Hidden-symmetry-protected Z_2 topological insulator in a cubic lattice

TL;DR

This paper introduces a new class of $Z_2$ topological insulators in cubic lattices protected by a novel hidden symmetry, independent of time reversal symmetry, with unique surface states and potential realization in ultracold atom systems.

Contribution

It proposes a new type of $Z_2$ topological insulator protected by a hidden symmetry involving complex operations, expanding the understanding of topological phases beyond time reversal symmetry.

Findings

Surface states exhibit odd number of Dirac cones with pseudospin-momentum locking.

Breaking the hidden symmetry opens a gap in surface states, confirming their topological protection.
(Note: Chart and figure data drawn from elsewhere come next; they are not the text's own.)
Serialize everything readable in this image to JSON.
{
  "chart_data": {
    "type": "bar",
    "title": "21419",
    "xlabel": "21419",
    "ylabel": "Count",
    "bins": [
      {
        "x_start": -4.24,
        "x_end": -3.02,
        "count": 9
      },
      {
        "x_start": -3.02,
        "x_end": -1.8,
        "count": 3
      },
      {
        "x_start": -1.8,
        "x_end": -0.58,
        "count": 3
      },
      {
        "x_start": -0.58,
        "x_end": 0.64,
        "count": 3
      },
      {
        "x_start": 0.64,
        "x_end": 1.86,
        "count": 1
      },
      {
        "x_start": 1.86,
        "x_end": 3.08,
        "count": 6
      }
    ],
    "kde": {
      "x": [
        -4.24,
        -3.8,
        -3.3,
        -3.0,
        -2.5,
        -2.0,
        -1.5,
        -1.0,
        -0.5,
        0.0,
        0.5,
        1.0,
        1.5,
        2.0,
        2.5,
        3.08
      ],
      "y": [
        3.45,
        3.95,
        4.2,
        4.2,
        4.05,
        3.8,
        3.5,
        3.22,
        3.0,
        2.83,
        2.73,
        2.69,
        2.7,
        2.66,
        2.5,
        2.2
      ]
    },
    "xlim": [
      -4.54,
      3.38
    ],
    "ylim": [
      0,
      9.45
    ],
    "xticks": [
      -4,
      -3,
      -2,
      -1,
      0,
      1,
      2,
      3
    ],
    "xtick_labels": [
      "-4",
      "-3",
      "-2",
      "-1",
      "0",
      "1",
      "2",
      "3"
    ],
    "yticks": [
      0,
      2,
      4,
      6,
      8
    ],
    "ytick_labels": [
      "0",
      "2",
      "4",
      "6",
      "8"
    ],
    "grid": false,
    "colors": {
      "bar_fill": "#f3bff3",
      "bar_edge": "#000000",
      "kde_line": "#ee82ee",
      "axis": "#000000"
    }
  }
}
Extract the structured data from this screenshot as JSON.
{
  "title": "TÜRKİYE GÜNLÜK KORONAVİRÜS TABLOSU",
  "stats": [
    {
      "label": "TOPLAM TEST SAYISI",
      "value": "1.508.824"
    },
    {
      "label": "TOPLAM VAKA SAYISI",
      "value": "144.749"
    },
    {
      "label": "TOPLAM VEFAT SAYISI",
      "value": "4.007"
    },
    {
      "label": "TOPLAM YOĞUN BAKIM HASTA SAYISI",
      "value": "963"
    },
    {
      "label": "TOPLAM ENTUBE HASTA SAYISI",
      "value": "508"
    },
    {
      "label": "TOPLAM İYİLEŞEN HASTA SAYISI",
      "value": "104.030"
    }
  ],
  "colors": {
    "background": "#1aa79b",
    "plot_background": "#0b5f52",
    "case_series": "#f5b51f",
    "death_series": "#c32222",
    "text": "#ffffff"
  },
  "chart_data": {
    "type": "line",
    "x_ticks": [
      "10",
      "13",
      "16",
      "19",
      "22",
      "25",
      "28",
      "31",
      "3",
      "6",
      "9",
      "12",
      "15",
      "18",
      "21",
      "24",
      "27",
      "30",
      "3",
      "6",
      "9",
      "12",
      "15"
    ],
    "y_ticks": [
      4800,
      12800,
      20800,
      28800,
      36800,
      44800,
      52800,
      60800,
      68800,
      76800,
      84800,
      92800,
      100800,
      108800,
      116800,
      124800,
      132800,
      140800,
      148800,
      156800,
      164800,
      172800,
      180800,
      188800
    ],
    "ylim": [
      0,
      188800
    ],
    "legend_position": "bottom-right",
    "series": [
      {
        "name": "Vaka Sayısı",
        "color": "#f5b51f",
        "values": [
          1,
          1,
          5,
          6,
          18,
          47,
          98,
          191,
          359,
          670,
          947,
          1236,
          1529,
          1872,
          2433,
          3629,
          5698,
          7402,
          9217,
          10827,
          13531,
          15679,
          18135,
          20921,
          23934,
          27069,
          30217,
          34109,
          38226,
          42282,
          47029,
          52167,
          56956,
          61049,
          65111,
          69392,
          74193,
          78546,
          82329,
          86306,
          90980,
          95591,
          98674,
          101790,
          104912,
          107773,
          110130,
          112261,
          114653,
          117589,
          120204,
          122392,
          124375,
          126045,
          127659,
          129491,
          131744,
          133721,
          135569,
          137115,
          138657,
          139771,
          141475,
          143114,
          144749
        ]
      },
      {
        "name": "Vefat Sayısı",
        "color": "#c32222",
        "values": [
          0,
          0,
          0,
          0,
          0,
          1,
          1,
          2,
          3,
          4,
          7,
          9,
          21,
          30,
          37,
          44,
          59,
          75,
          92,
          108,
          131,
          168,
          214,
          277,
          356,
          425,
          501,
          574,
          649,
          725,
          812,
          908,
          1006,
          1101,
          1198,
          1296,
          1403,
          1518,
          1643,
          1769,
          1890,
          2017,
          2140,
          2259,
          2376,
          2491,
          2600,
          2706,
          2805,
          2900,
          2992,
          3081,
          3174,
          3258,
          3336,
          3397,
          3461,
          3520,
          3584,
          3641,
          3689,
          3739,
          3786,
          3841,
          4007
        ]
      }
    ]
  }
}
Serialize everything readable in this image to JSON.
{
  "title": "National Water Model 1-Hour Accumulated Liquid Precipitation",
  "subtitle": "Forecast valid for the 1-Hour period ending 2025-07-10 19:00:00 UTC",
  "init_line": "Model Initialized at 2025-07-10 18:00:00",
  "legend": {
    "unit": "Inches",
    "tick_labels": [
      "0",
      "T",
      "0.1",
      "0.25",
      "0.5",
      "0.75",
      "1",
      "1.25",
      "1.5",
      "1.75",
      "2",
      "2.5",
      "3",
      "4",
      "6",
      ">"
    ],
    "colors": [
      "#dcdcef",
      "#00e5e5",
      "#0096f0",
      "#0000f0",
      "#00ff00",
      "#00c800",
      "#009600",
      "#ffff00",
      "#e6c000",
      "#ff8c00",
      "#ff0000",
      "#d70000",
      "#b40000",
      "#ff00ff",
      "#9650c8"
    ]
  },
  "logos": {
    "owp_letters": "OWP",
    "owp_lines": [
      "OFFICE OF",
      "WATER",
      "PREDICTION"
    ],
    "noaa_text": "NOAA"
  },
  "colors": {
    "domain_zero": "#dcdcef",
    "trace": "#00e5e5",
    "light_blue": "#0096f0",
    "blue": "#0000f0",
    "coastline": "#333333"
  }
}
Theoretical framework for hidden-symmetry polarization and $Z_2$ invariant is established.

Abstract

Usually $Z_2$ topological insulators are protected by time reversal symmetry. Here, we present a new type of $Z_2$ topological insulators in a cubic lattice which is protected by a novel hidden symmetry, while time reversal symmetry is broken. The hidden symmetry has a composite antiunitary operator consisting of fractional translation, complex conjugation, sublattice exchange, and local gauge transformation. Based on the hidden symmetry, we define the hidden-symmetry polarization and $Z_2$ topological invariant to characterize the topological insulators. The surface states have band structures with odd number of Dirac cones, where pseudospin-momentum locking occurs. When the hidden-symmetry-breaking perturbations are added on the boundaries, a gap opens in the surface band structure, which confirms that the topological insulator and the surface states are protected by the hidden symmetry. We aslo discuss the realization and detection of this new kind of $Z_2$ topological insulator in optical lattices with ultracold atom techniques.